Abstract:Mitigating biases in computer vision models is an essential step towards the trustworthiness of artificial intelligence models. Existing bias mitigation methods focus on a small set of predefined biases, limiting their applicability in visual datasets where multiple, possibly unknown biases exist. To address this limitation, we introduce MAVias, an open-set bias mitigation approach leveraging foundation models to discover spurious associations between visual attributes and target classes. MAVias first captures a wide variety of visual features in natural language via a foundation image tagging model, and then leverages a large language model to select those visual features defining the target class, resulting in a set of language-coded potential visual biases. We then translate this set of potential biases into vision-language embeddings and introduce an in-processing bias mitigation approach to prevent the model from encoding information related to them. Our experiments on diverse datasets, including CelebA, Waterbirds, ImageNet, and UrbanCars, show that MAVias effectively detects and mitigates a wide range of biases in visual recognition tasks outperforming current state-of-the-art.
What problem does this paper attempt to address?
### What problem does this paper attempt to solve?
This paper aims to solve the problem of visual bias in computer vision (CV) models. Specifically, existing bias - mitigation methods mainly focus on a small number of predefined biases, which limits their application in visual datasets that contain multiple, complex, and possibly unknown biases. To address this limitation, the authors introduce a new method - **MA Vias**, which stands for "Mitigate Any Visual Bias".
#### Main problems:
1. **Unknown biases**: In large - scale general CV datasets, such as ImageNet, biases may be difficult to identify and are mostly still unknown because they vary greatly among different classes and are not significant enough to allow the training of bias - proxy models.
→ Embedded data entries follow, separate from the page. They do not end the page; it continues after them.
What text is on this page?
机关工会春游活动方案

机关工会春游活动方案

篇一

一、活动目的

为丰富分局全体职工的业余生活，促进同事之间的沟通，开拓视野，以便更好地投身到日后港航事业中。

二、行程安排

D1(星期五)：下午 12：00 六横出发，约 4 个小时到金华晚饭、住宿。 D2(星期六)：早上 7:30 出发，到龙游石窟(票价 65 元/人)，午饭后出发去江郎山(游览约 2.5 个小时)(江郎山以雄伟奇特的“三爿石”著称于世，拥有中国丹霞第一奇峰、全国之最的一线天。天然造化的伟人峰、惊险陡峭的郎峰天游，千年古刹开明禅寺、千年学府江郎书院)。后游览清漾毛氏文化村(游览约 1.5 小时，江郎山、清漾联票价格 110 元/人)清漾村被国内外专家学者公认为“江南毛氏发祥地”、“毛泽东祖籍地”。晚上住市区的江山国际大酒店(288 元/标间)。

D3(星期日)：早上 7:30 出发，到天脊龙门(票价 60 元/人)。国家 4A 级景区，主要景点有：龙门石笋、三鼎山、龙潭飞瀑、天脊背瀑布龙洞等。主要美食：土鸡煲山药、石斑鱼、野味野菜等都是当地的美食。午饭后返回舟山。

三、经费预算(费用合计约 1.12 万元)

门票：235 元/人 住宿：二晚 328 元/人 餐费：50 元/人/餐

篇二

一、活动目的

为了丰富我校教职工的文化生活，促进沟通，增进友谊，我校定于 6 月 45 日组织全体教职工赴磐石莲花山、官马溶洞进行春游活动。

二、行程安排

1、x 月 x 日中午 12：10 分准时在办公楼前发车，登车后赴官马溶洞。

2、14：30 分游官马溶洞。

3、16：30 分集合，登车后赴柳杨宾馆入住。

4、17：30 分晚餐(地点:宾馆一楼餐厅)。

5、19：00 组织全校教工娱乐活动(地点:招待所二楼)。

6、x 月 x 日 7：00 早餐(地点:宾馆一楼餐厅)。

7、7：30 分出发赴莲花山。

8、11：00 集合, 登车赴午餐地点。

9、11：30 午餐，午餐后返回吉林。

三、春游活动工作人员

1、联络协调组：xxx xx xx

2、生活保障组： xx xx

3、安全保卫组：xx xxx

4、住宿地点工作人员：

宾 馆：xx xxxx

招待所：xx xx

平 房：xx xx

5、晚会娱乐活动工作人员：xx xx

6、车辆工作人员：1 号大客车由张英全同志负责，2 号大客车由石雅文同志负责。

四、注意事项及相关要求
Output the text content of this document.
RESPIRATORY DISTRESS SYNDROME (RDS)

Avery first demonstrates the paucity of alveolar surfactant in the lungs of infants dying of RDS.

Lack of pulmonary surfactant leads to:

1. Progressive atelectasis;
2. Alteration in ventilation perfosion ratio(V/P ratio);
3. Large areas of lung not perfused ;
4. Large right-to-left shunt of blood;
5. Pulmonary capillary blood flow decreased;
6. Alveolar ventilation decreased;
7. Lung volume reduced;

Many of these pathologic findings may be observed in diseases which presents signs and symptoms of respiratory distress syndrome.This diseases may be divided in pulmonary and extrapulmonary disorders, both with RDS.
2. **Potential biases outside the scope of predefined biases**: For example, in the CelebA dataset, in addition to hair color, there may be other biases, such as clothing styles (e.g., business suits, ties).
3. **Poor representation of predefined biases**: In some cases, biases are simplified to a single label, such as "rural background" in the UrbanCars dataset. However, more detailed descriptors (e.g., paths, trees, forests, fire hydrants, red, etc.) can provide a richer context for modeling biases.
### Solution:
MA Vias identifies and mitigates these open - set biases through the following steps:
1. **Extracting descriptive labels**: Use an image - tagging model to extract descriptive labels from the input image. These labels represent various visual information in the image, including colors, objects, backgrounds, and other features.
2. **Language - driven bias modeling**: Use a large - language model (LLM) to screen out labels that are not related to the target class, thereby determining potential visual biases.
3. **Bias - mitigation framework**: Convert these biases into visual - language embeddings and introduce a projection layer, enabling the main model to learn bias - invariant representations, thereby reducing the impact of biases on predictions.
### Experimental verification:
The authors conducted experiments on multiple datasets, including CelebA, Waterbirds, UrbanCars, and ImageNet9. The results show that MA Vias outperforms existing methods in detecting and mitigating a wide range of visual biases.
### Summary:
MA Vias provides a flexible and extensible solution that can effectively identify and mitigate biases in CV datasets that contain multiple complex and unknown biases.